Gaudry hat seine gute Meinung vom Dryopithecus aber beträchtlich geändert, seit 1889 ein zweiter vollständigerer Unterkiefer desselben A. auf der gleichen Fundstätte ans Licht gebracht und ihm zur Untersuchung übergeben wurde. Er findet nun, daß das Gesicht bei der bedeutenden Länge des Unterkiefers durchaus nicht negerähnlich gewesen sein könne (wie Lartet behauptet hatte), daß das Gebiß ebenso stark hervorragte wie beim Gorilla und sogar stärker als beim Orang-Utan und Schimpansen und also auch des niedrigststehenden Menschen. Von besonderem Interesse sind seine Bemerkungen über die Enge des Raumes, der in diesem Unterkiefer für die Zunge übrigblieb, woran er Schlüsse über die Entwickelung des Sprachvermögens knüpft. Beim Menschen kann sich die Zunge beträchtlich, sowohl nach der Breite als nach der Länge, ausdehnen, weil die gebogenen Unterkiefer zwischen den Backenzahnreihen beträchtlichen Raum lassen, und weil die Kinnwand nicht nur sehr dünn ist, sondern sich unten nach vorn vorstreckt, wo sie den für den Menschen so charakteristischen Kinnhöcker bildet. Dadurch erhält die Zunge nach beiden Seiten wie nach vorn einen sehr freien Spielraum, namentlich wenn sie sich nach unten krümmt, was mit der hohen Ausbildung des Sprachvermögens bei höhern Rassen zusammenzuhängen scheint, denn bei tiefer stehenden Menschenrassen bemerkt man, daß sowohl der Raum zwischen den hintern Backenzähnen etwas weniger breit ist, als auch das Kinn weniger Raum gewährt, wenngleich der Unterschied nicht bedeutend ist.

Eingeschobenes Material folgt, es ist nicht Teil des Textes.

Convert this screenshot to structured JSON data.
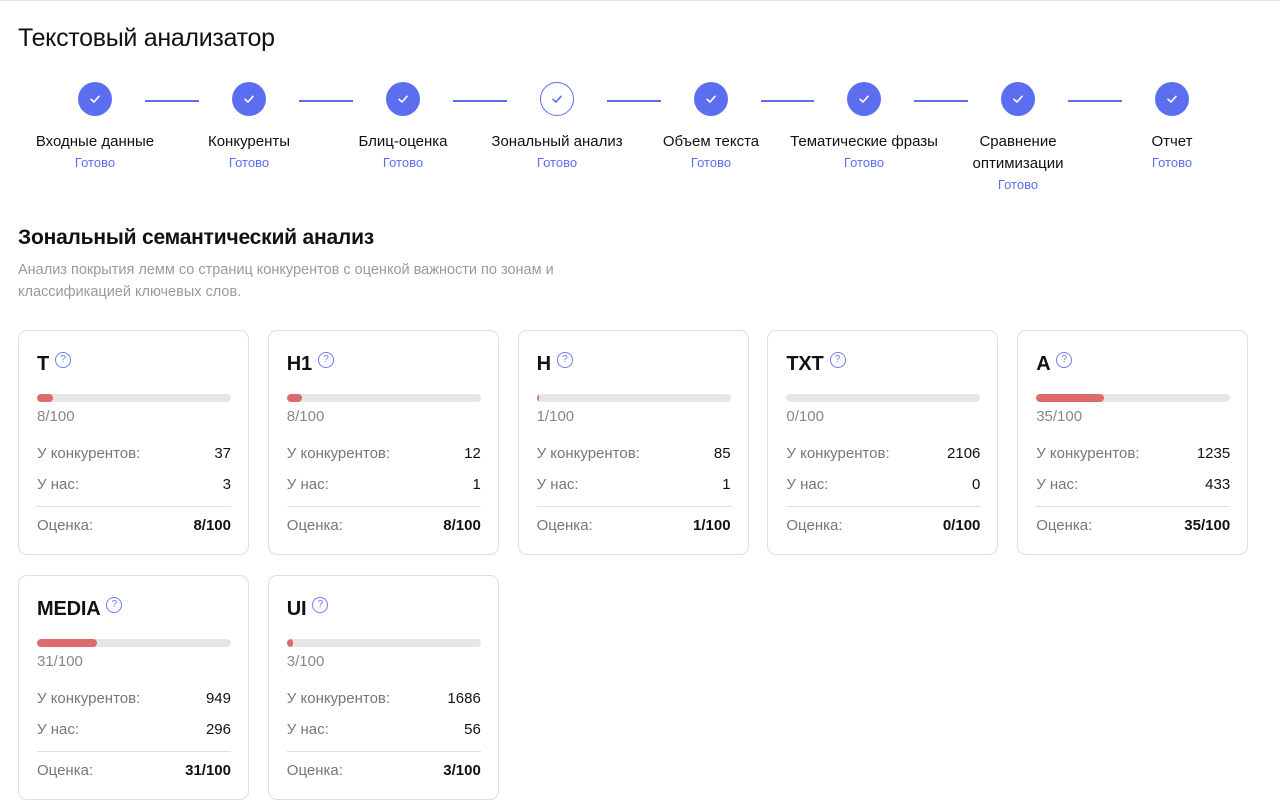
{
  "page_title": "Текстовый анализатор",
  "steps": [
    {
      "label": "Входные данные",
      "status": "Готово",
      "current": false
    },
    {
      "label": "Конкуренты",
      "status": "Готово",
      "current": false
    },
    {
      "label": "Блиц-оценка",
      "status": "Готово",
      "current": false
    },
    {
      "label": "Зональный анализ",
      "status": "Готово",
      "current": true
    },
    {
      "label": "Объем текста",
      "status": "Готово",
      "current": false
    },
    {
      "label": "Тематические фразы",
      "status": "Готово",
      "current": false
    },
    {
      "label": "Сравнение оптимизации",
      "status": "Готово",
      "current": false
    },
    {
      "label": "Отчет",
      "status": "Готово",
      "current": false
    }
  ],
  "section": {
    "title": "Зональный семантический анализ",
    "description": "Анализ покрытия лемм со страниц конкурентов с оценкой важности по зонам и классификацией ключевых слов."
  },
  "labels": {
    "competitors": "У конкурентов:",
    "ours": "У нас:",
    "score": "Оценка:",
    "help": "?"
  },
  "zones": [
    {
      "name": "T",
      "score": 8,
      "score_text": "8/100",
      "competitors": "37",
      "ours": "3"
    },
    {
      "name": "H1",
      "score": 8,
      "score_text": "8/100",
      "competitors": "12",
      "ours": "1"
    },
    {
      "name": "H",
      "score": 1,
      "score_text": "1/100",
      "competitors": "85",
      "ours": "1"
    },
    {
      "name": "TXT",
      "score": 0,
      "score_text": "0/100",
      "competitors": "2106",
      "ours": "0"
    },
    {
      "name": "A",
      "score": 35,
      "score_text": "35/100",
      "competitors": "1235",
      "ours": "433"
    },
    {
      "name": "MEDIA",
      "score": 31,
      "score_text": "31/100",
      "competitors": "949",
      "ours": "296"
    },
    {
      "name": "UI",
      "score": 3,
      "score_text": "3/100",
      "competitors": "1686",
      "ours": "56"
    }
  ],
  "colors": {
    "accent": "#5b6ef0",
    "bar_fill": "#dd6b6b",
    "bar_track": "#e6e6e6"
  }
}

Beim Schimpansen ist das Kinn im untern Teile nach hinten (statt nach vorn, wie beim Menschen) geneigt und die Backenzahnreihen sind parallel, statt nach außen gebogen zu sein, so daß der Zunge weniger Raum bleibt, sich nach vorn zu verlängern und hinten in die Breite zu strecken. Beim Orang-Utan und Gibbon ist der Breitenraum noch beschränkter, und beim Gorilla kommt eine bedeutende Verdickung der Kinnwandung hinzu, um den Längsraum weiter zu verkürzen. Nun liegen diese Verhältnisse beim Dryopithecus noch ungünstiger als selbst beim Gorilla, [6] denn der Raum zwischen den Unterkieferästen ist ebenso eng wie bei diesem, die Kinnwand aber noch dicker und nach hinten stark geneigt, so daß sich der Befund sogar dem bei nichtanthropoiden A. nähert. Da nun das Sprachvermögen und die Vorbereitung der Organe zu demselben als das wichtigste Merkmal der Erhebung des Menschen über das Tier angesehen werden müssen, so muß man nach Gaudry zugeben, daß in diesem Punkte der höchststehende unter den fossilen Anthropoiden weiter vom Menschen entfernt steht als die heute lebenden Anthropoiden, Ergebnisse, die sich freilich nur schwer mit den Folgerungen der frühern Untersuchung an derselben Tierart vereinigen lassen. Es wird dies dadurch erklärt, daß der Lartetsche Kiefer einem jungen Individuum angehört habe, bei dem der Prognathismus noch nicht so entwickelt war wie bei dem jetzt gefundenen vollentwickelten, und es ist bekannt, daß auch die jetzt lebenden Anthropoiden in der Jugend viel menschenähnlicher sind als im Alter. Daraus hätte man aber schließen müssen, daß dies für die ausgestorbenen Anthropoiden überhaupt anzunehmen sei, nicht bloß für ihre Jugend, und es ergibt sich hier ein noch ungelöster Widerspruch mit der Theorie, der sich zum Teil dadurch löst, daß die ältern Menschenrassen ebenfalls ein wenig vorragendes Kinn zeigen.